On May 12, the situation became even grimmer. The United States announced that all flights originating from Europe would be suspended. The ban came into effect on March 13, 2020, and is expected to last for a period of 30 days.
Norwegian operates over 40 nonstop routes from Europe to the US. In 2019, the airline became the biggest foreign operator in New York City, coming ahead of competitors such as Air Canada (ADH2) or British Airways, as announced on March 2, 2020.
Following the announcement, Norwegian estimated it would ground 40% of its long-haul fleet and up to 25% of short-haul flights until the end of May. It also clarified that temporary layoffs would affect up to 50% of its workforce, adding that the number might increase even further.
On May 13, the government of Norway has reached out a helping hand by waiving aviation taxes in the country. However, Norwegian appeared slightly underwhelmed “We welcome the fact that the Norwegian government has decided to remove aviation taxes in Norway, but sadly, this is not enough as we’re in a very demanding situation at the moment,” said Norwegian CEO Jacob Schram in a statement.

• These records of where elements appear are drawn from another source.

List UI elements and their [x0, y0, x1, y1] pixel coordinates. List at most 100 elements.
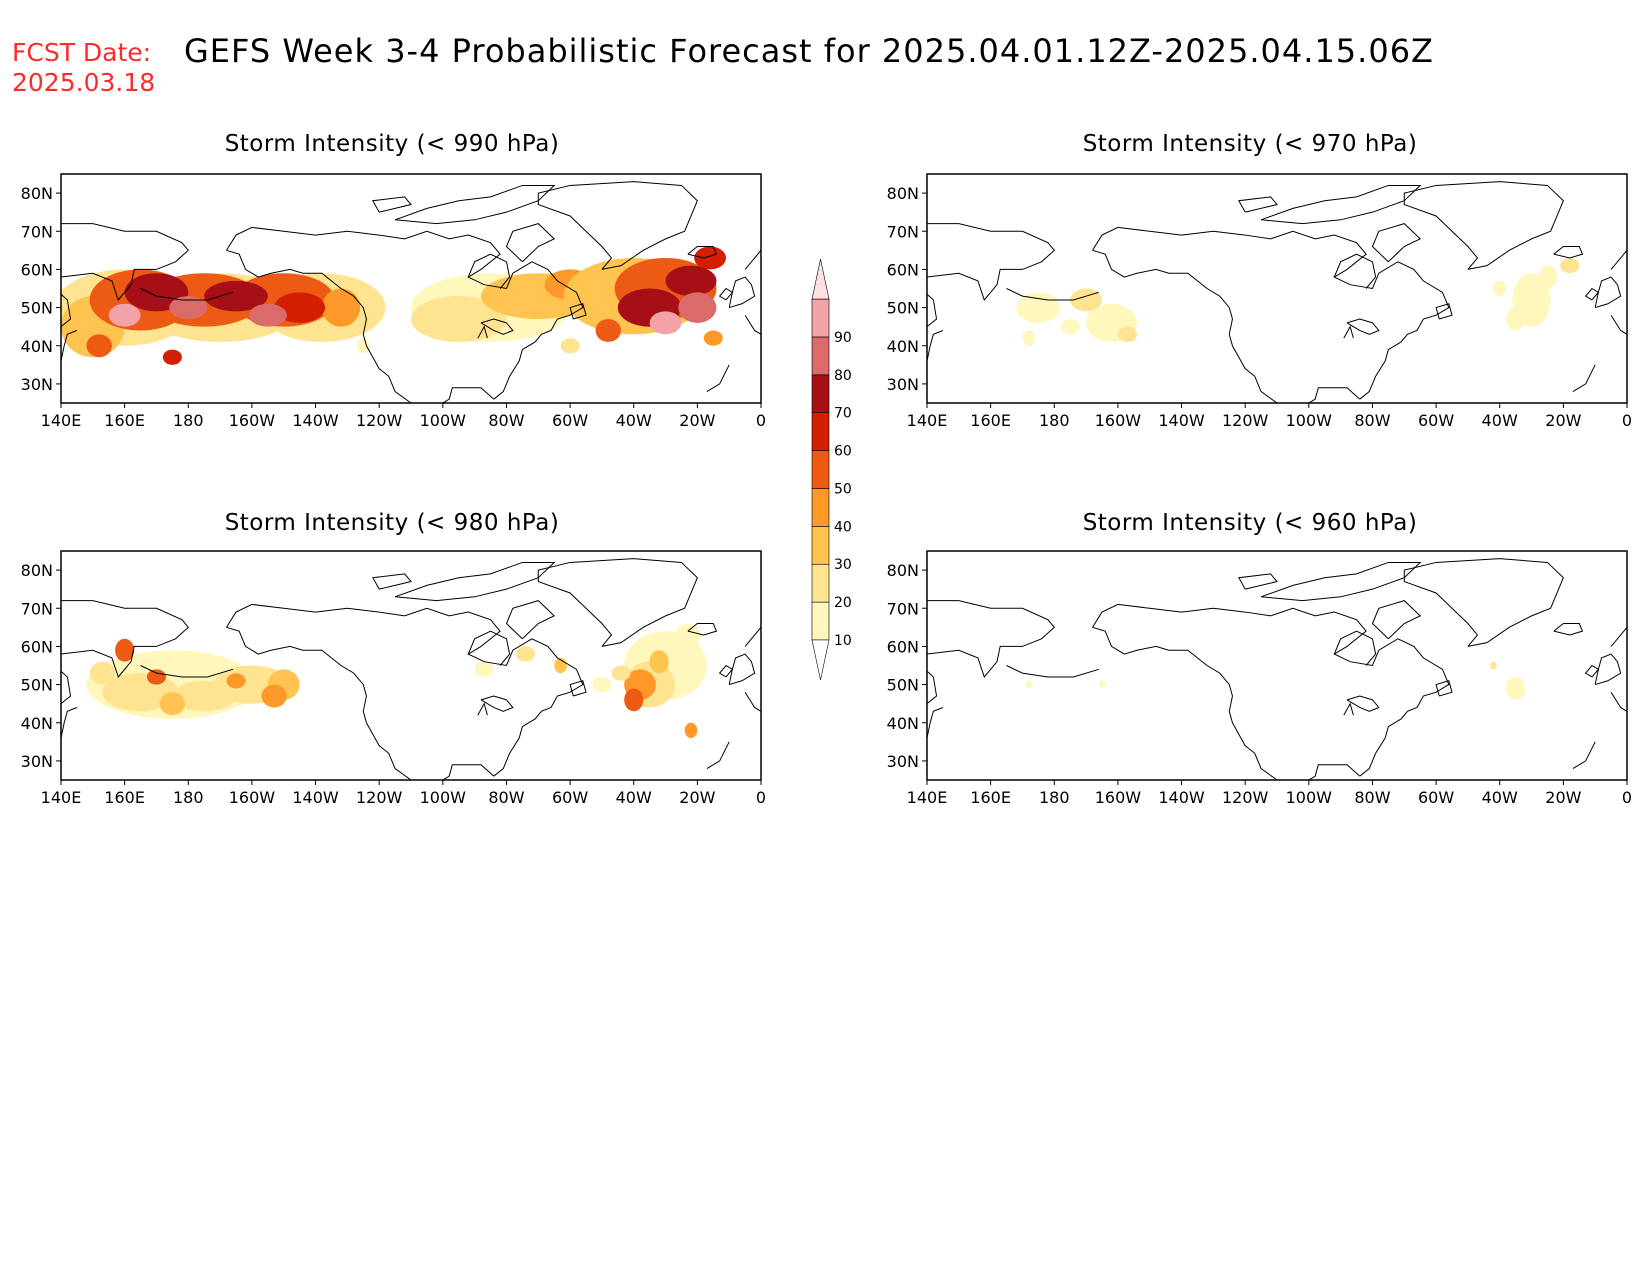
lat-label: 70N: [21, 599, 53, 618]
lat-label: 50N: [887, 676, 919, 695]
probability-cell: [204, 280, 268, 312]
probability-cell: [703, 330, 723, 346]
panel-title-980: Storm Intensity (< 980 hPa): [224, 510, 560, 536]
lon-label: 120W: [1222, 411, 1269, 430]
panel-990-frame: [60, 173, 762, 404]
probability-cell: [649, 650, 669, 674]
coastline: [477, 325, 488, 339]
coastline: [1610, 627, 1627, 647]
probability-cell: [1025, 680, 1033, 689]
colorbar-segment: [811, 412, 830, 451]
coastline: [61, 223, 189, 328]
probability-cell: [115, 638, 135, 662]
coastline: [61, 707, 78, 739]
coastline: [477, 702, 488, 716]
lon-label: 140W: [1158, 788, 1205, 807]
coastline: [927, 707, 944, 739]
lat-label: 70N: [887, 222, 919, 241]
lon-label: 160E: [970, 788, 1011, 807]
coastline: [140, 288, 233, 301]
colorbar-label: 10: [834, 633, 852, 649]
colorbar-segment: [811, 298, 830, 338]
panel-970-frame: [926, 173, 1628, 404]
coastline: [1092, 249, 1278, 403]
panel-970-probability-fill: [1016, 257, 1580, 346]
lon-label: 100W: [420, 411, 467, 430]
coastline: [537, 181, 698, 270]
colorbar-label: 20: [834, 595, 852, 611]
probability-cell: [560, 338, 580, 354]
probability-cell: [89, 661, 116, 685]
coastline: [744, 250, 761, 270]
colorbar-label: 40: [834, 519, 852, 535]
lon-label: 40W: [616, 788, 652, 807]
lon-label: 140W: [1158, 411, 1205, 430]
lat-label: 30N: [21, 375, 53, 394]
coastline: [1260, 184, 1422, 225]
probability-cell: [1016, 292, 1061, 323]
coastline: [1403, 558, 1564, 647]
coastline: [1307, 387, 1361, 403]
coastline: [537, 558, 698, 647]
coastline: [927, 223, 1055, 328]
coastline: [1092, 226, 1450, 400]
lon-label: 60W: [1418, 788, 1454, 807]
coastline: [394, 184, 556, 225]
panel-980-frame: [60, 550, 762, 781]
coastline: [226, 626, 412, 780]
lon-label: 0: [1622, 788, 1632, 807]
lon-label: 120W: [1222, 788, 1269, 807]
colorbar-label: 90: [834, 330, 852, 346]
probability-cell: [146, 669, 166, 685]
probability-cell: [1022, 330, 1036, 346]
lon-label: 60W: [1418, 411, 1454, 430]
lat-label: 60N: [21, 637, 53, 656]
probability-cell: [169, 296, 208, 320]
lat-label: 80N: [21, 561, 53, 580]
coastline: [1346, 318, 1380, 335]
lat-label: 60N: [887, 637, 919, 656]
coastline: [1553, 246, 1584, 259]
coastline: [1584, 664, 1600, 678]
coastline: [1371, 223, 1422, 263]
lon-label: 140E: [41, 411, 82, 430]
lon-label: 100W: [1286, 788, 1333, 807]
coastline: [1260, 561, 1422, 602]
lat-label: 80N: [887, 184, 919, 203]
lon-label: 100W: [1286, 411, 1333, 430]
main-title: GEFS Week 3-4 Probabilistic Forecast for…: [184, 32, 1434, 70]
colorbar-segment: [811, 526, 830, 565]
lon-label: 160E: [104, 411, 145, 430]
coastline: [61, 600, 189, 705]
coastline: [1238, 196, 1278, 213]
probability-cell: [595, 319, 621, 342]
lat-label: 40N: [887, 714, 919, 733]
probability-cell: [684, 722, 698, 739]
probability-cell: [611, 665, 631, 681]
colorbar-label: 60: [834, 444, 852, 460]
coastline: [706, 364, 730, 392]
coastline: [480, 318, 514, 335]
probability-cell: [678, 292, 717, 323]
coastline: [226, 226, 584, 400]
lon-label: 160W: [229, 411, 276, 430]
probability-cell: [162, 349, 182, 365]
probability-cell: [694, 246, 726, 270]
coastline: [1572, 364, 1596, 392]
colorbar-label: 80: [834, 368, 852, 384]
probability-cell: [1490, 661, 1497, 670]
probability-cell: [248, 303, 287, 327]
coastline: [394, 561, 556, 602]
coastline: [1238, 573, 1278, 590]
probability-cell: [1117, 326, 1138, 342]
coastline: [744, 627, 761, 647]
lon-label: 140E: [41, 788, 82, 807]
coastline: [467, 253, 511, 289]
probability-cell: [665, 265, 717, 297]
lon-label: 180: [173, 788, 204, 807]
coastline: [718, 287, 734, 301]
lon-label: 20W: [1545, 411, 1581, 430]
coastline: [1610, 691, 1627, 712]
colorbar-label: 50: [834, 481, 852, 497]
coastline: [687, 246, 718, 259]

“We need exact measures to strengthen our liquidity in the short term immediately,” Schram added. “At the same time, it is crucial for us that the government will work on solutions for a phase two. We are asking for these solutions to come quickly. At the same time, we will take all measures necessary to reduce the financial losses this situation is causing us, no matter how painful they are. At the same time, we will also take care of our colleagues and customers in the best possible way.”